Ça n'a pas été le cas. Très vite, sa jeunesse et sa jovialité sont devenues pour moi des défauts. Je me suis rendu compte que ce que je percevais derrière sa bonne humeur constante, c'était un manque de profondeur affreux. Et quoi de plus logique ? Gabrielle a eu une enfance heureuse. Elle n'a pas connu la guerre, elle n'a encore jamais été écorchée par la pointe de la vie... Je ne peux pas lui en vouloir de n'être que le produit de ce qu'elle a vécu : une enfance non ternie par les horreurs du monde...

Mais avec elle, je me sens seul. Je ne peux pas lui parler de ce que nous n'avons jamais partagé. Je ne peux pas lui faire comprendre la tristesse et l'obscurité ancrées en moi, et qui ne partiront jamais. Je ne peux pas lui dire pourquoi je souris aussi peu, pourquoi il est si difficile de voir la lumière pour moi, et pourquoi je me réveille parfois en pleine nuit, à cause des cauchemars... Avec Ginny, je peux en parler. Avec George, je le pouvais aussi. Avec Noah... Noah était probablement l'être le plus détruit que j'aie jamais rencontré.

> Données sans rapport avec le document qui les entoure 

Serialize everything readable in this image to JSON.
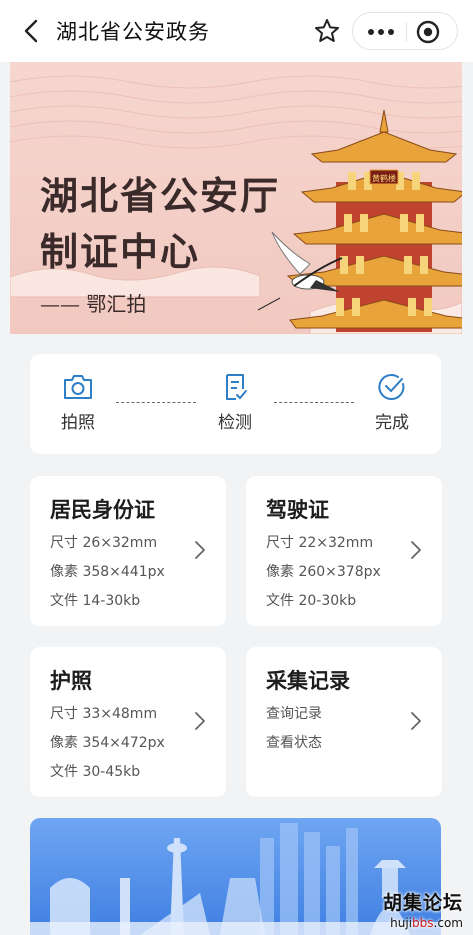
{
  "header": {
    "title": "湖北省公安政务"
  },
  "banner": {
    "title_line1": "湖北省公安厅",
    "title_line2": "制证中心",
    "subtitle": "—— 鄂汇拍",
    "tower_plaque": "黄鹤楼"
  },
  "steps": [
    {
      "label": "拍照",
      "icon": "camera-icon"
    },
    {
      "label": "检测",
      "icon": "document-check-icon"
    },
    {
      "label": "完成",
      "icon": "check-circle-icon"
    }
  ],
  "cards": {
    "id_card": {
      "title": "居民身份证",
      "size": "尺寸 26×32mm",
      "pixels": "像素 358×441px",
      "file": "文件 14-30kb"
    },
    "driver_license": {
      "title": "驾驶证",
      "size": "尺寸 22×32mm",
      "pixels": "像素 260×378px",
      "file": "文件 20-30kb"
    },
    "passport": {
      "title": "护照",
      "size": "尺寸 33×48mm",
      "pixels": "像素 354×472px",
      "file": "文件 30-45kb"
    },
    "records": {
      "title": "采集记录",
      "query": "查询记录",
      "status": "查看状态"
    }
  },
  "watermark": {
    "name": "胡集论坛",
    "url_prefix": "huji",
    "url_accent": "bbs",
    "url_suffix": ".com"
  },
  "colors": {
    "accent": "#2f7fc8",
    "banner_pink": "#f3cfc7",
    "city_blue": "#4a8ae6"
  }
}
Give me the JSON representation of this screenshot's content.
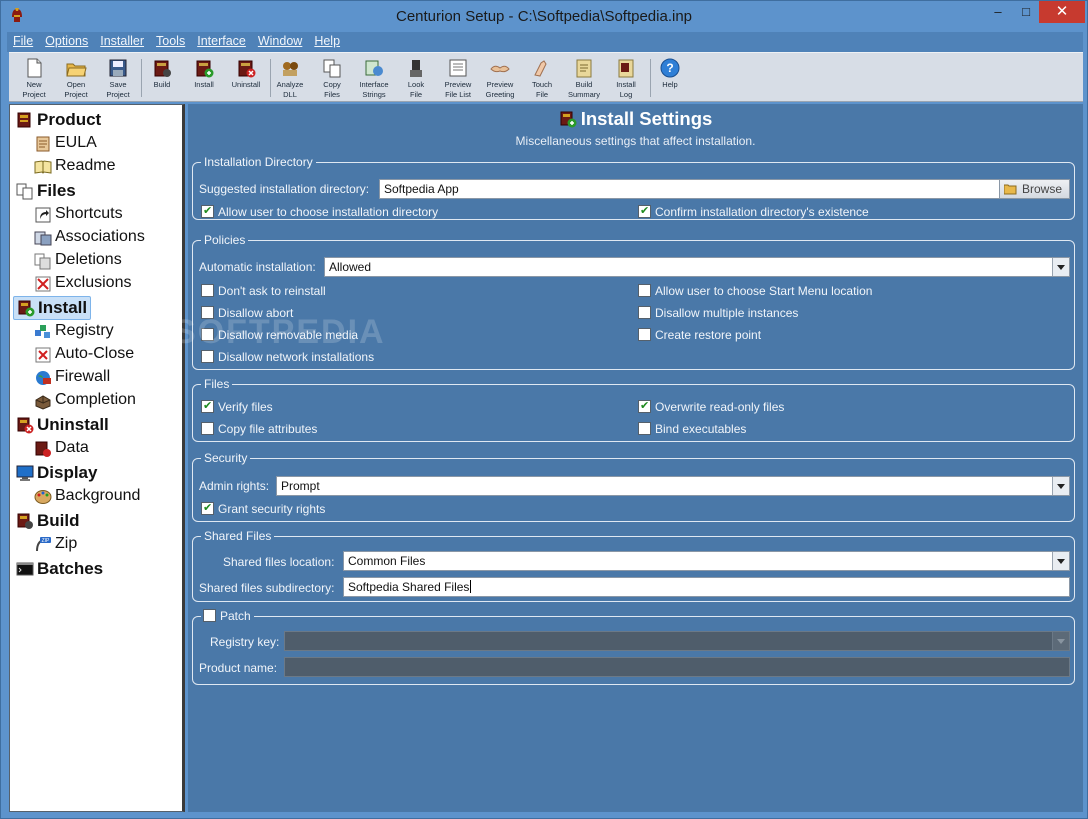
{
  "window": {
    "title": "Centurion Setup - C:\\Softpedia\\Softpedia.inp",
    "minimize": "–",
    "maximize": "□",
    "close": "✕"
  },
  "menu": [
    "File",
    "Options",
    "Installer",
    "Tools",
    "Interface",
    "Window",
    "Help"
  ],
  "toolbar": [
    {
      "line1": "New",
      "line2": "Project",
      "icon": "new-project-icon"
    },
    {
      "line1": "Open",
      "line2": "Project",
      "icon": "open-project-icon"
    },
    {
      "line1": "Save",
      "line2": "Project",
      "icon": "save-project-icon"
    },
    {
      "line1": "Build",
      "line2": "",
      "icon": "build-icon"
    },
    {
      "line1": "Install",
      "line2": "",
      "icon": "install-icon"
    },
    {
      "line1": "Uninstall",
      "line2": "",
      "icon": "uninstall-icon"
    },
    {
      "line1": "Analyze",
      "line2": "DLL",
      "icon": "analyze-dll-icon"
    },
    {
      "line1": "Copy",
      "line2": "Files",
      "icon": "copy-files-icon"
    },
    {
      "line1": "Interface",
      "line2": "Strings",
      "icon": "interface-strings-icon"
    },
    {
      "line1": "Look",
      "line2": "File",
      "icon": "look-file-icon"
    },
    {
      "line1": "Preview",
      "line2": "File List",
      "icon": "preview-file-list-icon"
    },
    {
      "line1": "Preview",
      "line2": "Greeting",
      "icon": "preview-greeting-icon"
    },
    {
      "line1": "Touch",
      "line2": "File",
      "icon": "touch-file-icon"
    },
    {
      "line1": "Build",
      "line2": "Summary",
      "icon": "build-summary-icon"
    },
    {
      "line1": "Install",
      "line2": "Log",
      "icon": "install-log-icon"
    },
    {
      "line1": "Help",
      "line2": "",
      "icon": "help-icon"
    }
  ],
  "tree": {
    "product": "Product",
    "eula": "EULA",
    "readme": "Readme",
    "files": "Files",
    "shortcuts": "Shortcuts",
    "associations": "Associations",
    "deletions": "Deletions",
    "exclusions": "Exclusions",
    "install": "Install",
    "registry": "Registry",
    "autoclose": "Auto-Close",
    "firewall": "Firewall",
    "completion": "Completion",
    "uninstall": "Uninstall",
    "data": "Data",
    "display": "Display",
    "background": "Background",
    "build": "Build",
    "zip": "Zip",
    "batches": "Batches"
  },
  "header": {
    "title": "Install Settings",
    "subtitle": "Miscellaneous settings that affect installation."
  },
  "installdir": {
    "title": "Installation Directory",
    "suggested_label": "Suggested installation directory:",
    "suggested_value": "Softpedia App",
    "browse": "Browse",
    "allow_choose": "Allow user to choose installation directory",
    "confirm_exist": "Confirm installation directory's existence"
  },
  "policies": {
    "title": "Policies",
    "auto_label": "Automatic installation:",
    "auto_value": "Allowed",
    "dont_ask": "Don't ask to reinstall",
    "disallow_abort": "Disallow abort",
    "disallow_removable": "Disallow removable media",
    "disallow_network": "Disallow network installations",
    "allow_startmenu": "Allow user to choose Start Menu location",
    "disallow_multiple": "Disallow multiple instances",
    "restore_point": "Create restore point"
  },
  "files": {
    "title": "Files",
    "verify": "Verify files",
    "copy_attr": "Copy file attributes",
    "overwrite_ro": "Overwrite read-only files",
    "bind_exe": "Bind executables"
  },
  "security": {
    "title": "Security",
    "admin_label": "Admin rights:",
    "admin_value": "Prompt",
    "grant": "Grant security rights"
  },
  "shared": {
    "title": "Shared Files",
    "location_label": "Shared files location:",
    "location_value": "Common Files",
    "subdir_label": "Shared files subdirectory:",
    "subdir_value": "Softpedia Shared Files"
  },
  "patch": {
    "title": "Patch",
    "registry_label": "Registry key:",
    "product_label": "Product name:"
  },
  "watermark": "SOFTPEDIA",
  "colors": {
    "panel_bg": "#4a78a8",
    "chrome_bg": "#5d93cc",
    "close_red": "#c73a2f",
    "check_green": "#1e8a1e"
  }
}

Alors à côté d'eux, ce frêle et joli papillon que j'ai apprivoisé m'apparait soudain bien transparent... Et je suis heureux qu'elle ne soit pas là tandis que je découvre les affres du passé de Malefoy. Je n'aurais ni l'envie ni la patience de lui décrire tous les bouleversements que sa mort suscite en moi, ni les journaux, ni ma culpabilité... Je sais que j'aurais beau essayer, elle ne comprendrait pas. Elle tenterait dans un premier temps de me consoler, de me faire positiver. Je lui en voudrais, et elle finirait par se lasser de ma mentalité vieille et triste, qui l'empêche de s'envoler...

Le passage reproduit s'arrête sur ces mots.